As someone else pointed out elsewhere, they started the game with a similar stunt that the Patriots ran in the prior week. Except its execution was all borked - the only thing it had in common was the movement of one lineman. The Colts picked it up easily because the center wasn't distracted at all. And they basically did nothing else, either.

Points: 0

#23 by serutan // Nov 17, 2022 - 1:49pm

Mostly because the defensive coordinator just has no idea what he's doing.

 

   Not saying you're wrong, but I do have to wonder if at least some of this mess is because - as the British like to say - the players have dropped tools.

Points: 0

#28 by Pat // Nov 17, 2022 - 2:44pm

Like I said, the players individually are actually not doing bad. It's just that when you put them together as a team, they're not really getting results. It's hard to blame that on the players, unless they're literally not doing what they're supposed to, and, uh, no one's job is that secure.

Points: 0

#38 by David // Nov 18, 2022 - 5:01am

as the British like to say - the players have dropped tools

The British do not like to say that.  The idiom is that people have downed tools.

Points: 0

#29 by anotheroldguy // Nov 17, 2022 - 2:54pm

I think that's a confused metaphor?
Floor to ceiling? Foundation to rafters?
Or Las Vegas just needs to remodel the attic?

Points: 0

#31 by johonny12 // Nov 17, 2022 - 5:09pm

It's a QB starved league. I'm pretty sure someone will trade for Carr. I would not release him. The Colts are due for another QB trade and if not them, someone else. Given the lack of QBs this season there is someone that will take him and leave you picks.
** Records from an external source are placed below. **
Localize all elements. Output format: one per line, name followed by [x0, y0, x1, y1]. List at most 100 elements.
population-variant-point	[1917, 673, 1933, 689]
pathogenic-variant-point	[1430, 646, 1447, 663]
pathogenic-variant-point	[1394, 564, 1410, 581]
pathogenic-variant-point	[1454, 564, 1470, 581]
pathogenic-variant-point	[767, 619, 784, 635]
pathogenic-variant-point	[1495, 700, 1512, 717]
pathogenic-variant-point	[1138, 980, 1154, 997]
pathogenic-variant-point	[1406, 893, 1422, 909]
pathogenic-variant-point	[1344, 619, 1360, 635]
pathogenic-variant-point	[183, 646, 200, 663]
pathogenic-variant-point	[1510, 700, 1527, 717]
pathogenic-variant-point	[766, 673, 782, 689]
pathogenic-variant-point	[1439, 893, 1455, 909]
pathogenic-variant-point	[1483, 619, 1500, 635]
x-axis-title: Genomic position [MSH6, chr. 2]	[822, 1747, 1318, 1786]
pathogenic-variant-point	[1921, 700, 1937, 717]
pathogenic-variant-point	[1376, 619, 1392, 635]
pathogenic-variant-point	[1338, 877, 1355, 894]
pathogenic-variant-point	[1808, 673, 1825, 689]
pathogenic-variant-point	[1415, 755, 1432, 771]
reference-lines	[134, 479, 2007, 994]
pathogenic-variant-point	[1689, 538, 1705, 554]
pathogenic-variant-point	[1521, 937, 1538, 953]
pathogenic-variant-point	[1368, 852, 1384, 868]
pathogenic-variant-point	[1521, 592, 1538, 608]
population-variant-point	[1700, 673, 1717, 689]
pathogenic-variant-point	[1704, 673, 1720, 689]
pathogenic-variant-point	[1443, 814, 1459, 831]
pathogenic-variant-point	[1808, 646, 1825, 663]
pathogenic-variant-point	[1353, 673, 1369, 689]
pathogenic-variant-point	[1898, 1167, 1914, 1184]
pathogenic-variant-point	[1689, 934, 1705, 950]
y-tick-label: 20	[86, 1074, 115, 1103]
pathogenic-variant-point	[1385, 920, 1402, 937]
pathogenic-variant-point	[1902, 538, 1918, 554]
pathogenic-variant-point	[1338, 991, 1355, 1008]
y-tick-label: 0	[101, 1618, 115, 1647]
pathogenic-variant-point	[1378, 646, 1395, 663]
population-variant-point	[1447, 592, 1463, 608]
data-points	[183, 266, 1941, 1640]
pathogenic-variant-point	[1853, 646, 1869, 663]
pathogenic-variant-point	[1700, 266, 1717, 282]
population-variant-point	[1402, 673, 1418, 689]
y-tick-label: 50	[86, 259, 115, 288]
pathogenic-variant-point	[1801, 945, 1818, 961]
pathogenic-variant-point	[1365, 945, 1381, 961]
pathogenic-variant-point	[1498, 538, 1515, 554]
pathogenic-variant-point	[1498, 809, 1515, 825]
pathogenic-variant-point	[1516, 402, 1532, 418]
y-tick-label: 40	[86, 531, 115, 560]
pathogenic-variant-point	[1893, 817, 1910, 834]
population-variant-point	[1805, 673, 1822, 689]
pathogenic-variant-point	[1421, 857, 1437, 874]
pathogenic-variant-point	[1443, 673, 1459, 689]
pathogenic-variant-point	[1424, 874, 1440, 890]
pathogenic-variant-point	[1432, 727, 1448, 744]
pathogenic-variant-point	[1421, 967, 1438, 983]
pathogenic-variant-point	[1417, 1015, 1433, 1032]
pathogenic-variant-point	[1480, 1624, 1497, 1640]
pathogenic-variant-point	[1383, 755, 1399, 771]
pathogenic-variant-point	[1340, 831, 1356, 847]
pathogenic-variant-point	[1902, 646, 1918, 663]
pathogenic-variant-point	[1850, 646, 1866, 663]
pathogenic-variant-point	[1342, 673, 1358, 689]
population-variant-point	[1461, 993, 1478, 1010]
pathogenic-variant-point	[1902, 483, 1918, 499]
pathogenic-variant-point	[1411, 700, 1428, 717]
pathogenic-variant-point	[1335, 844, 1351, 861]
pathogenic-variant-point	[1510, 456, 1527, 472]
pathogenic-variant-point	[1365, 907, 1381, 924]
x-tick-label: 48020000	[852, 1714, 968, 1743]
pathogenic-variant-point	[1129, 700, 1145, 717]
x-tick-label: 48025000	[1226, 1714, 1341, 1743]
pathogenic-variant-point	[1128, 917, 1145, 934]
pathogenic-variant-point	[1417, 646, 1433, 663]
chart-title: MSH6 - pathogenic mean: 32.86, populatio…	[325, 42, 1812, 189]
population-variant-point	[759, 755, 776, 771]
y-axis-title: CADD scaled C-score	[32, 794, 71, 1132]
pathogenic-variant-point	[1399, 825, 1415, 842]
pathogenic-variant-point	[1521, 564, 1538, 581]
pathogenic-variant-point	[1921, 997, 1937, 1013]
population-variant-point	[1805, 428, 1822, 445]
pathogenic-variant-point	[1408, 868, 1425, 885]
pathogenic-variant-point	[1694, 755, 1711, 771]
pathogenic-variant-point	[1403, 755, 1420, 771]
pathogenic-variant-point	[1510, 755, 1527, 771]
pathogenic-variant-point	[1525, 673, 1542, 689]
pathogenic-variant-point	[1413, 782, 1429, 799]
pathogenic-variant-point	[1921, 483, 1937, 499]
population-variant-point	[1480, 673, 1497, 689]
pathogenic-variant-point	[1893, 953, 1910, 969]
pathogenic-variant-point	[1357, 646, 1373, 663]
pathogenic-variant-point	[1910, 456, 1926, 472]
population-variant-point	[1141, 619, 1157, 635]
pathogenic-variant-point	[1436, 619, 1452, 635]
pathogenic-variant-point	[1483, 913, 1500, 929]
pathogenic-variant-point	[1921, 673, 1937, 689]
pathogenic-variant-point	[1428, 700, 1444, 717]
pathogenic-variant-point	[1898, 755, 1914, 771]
Maybe a lot of picks. 

Points: 0

#37 by IlluminatusUIUC // Nov 17, 2022 - 9:47pm

In reply to by johonny12

Carr has a No Trade Clause, so the Raiders don't have that option. 

Points: 0

#36 by LionInAZ // Nov 17, 2022 - 9:29pm

My take on the Raiders coaching situation: the weakness of the American system is that reprehensible people get off because contracts and legal settlements. The rest of us suffer for their bad behavior. 

Points: 0

#40 by dryheat // Nov 18, 2022 - 9:18am

Is this also applicable to the Commanders' ownership situation?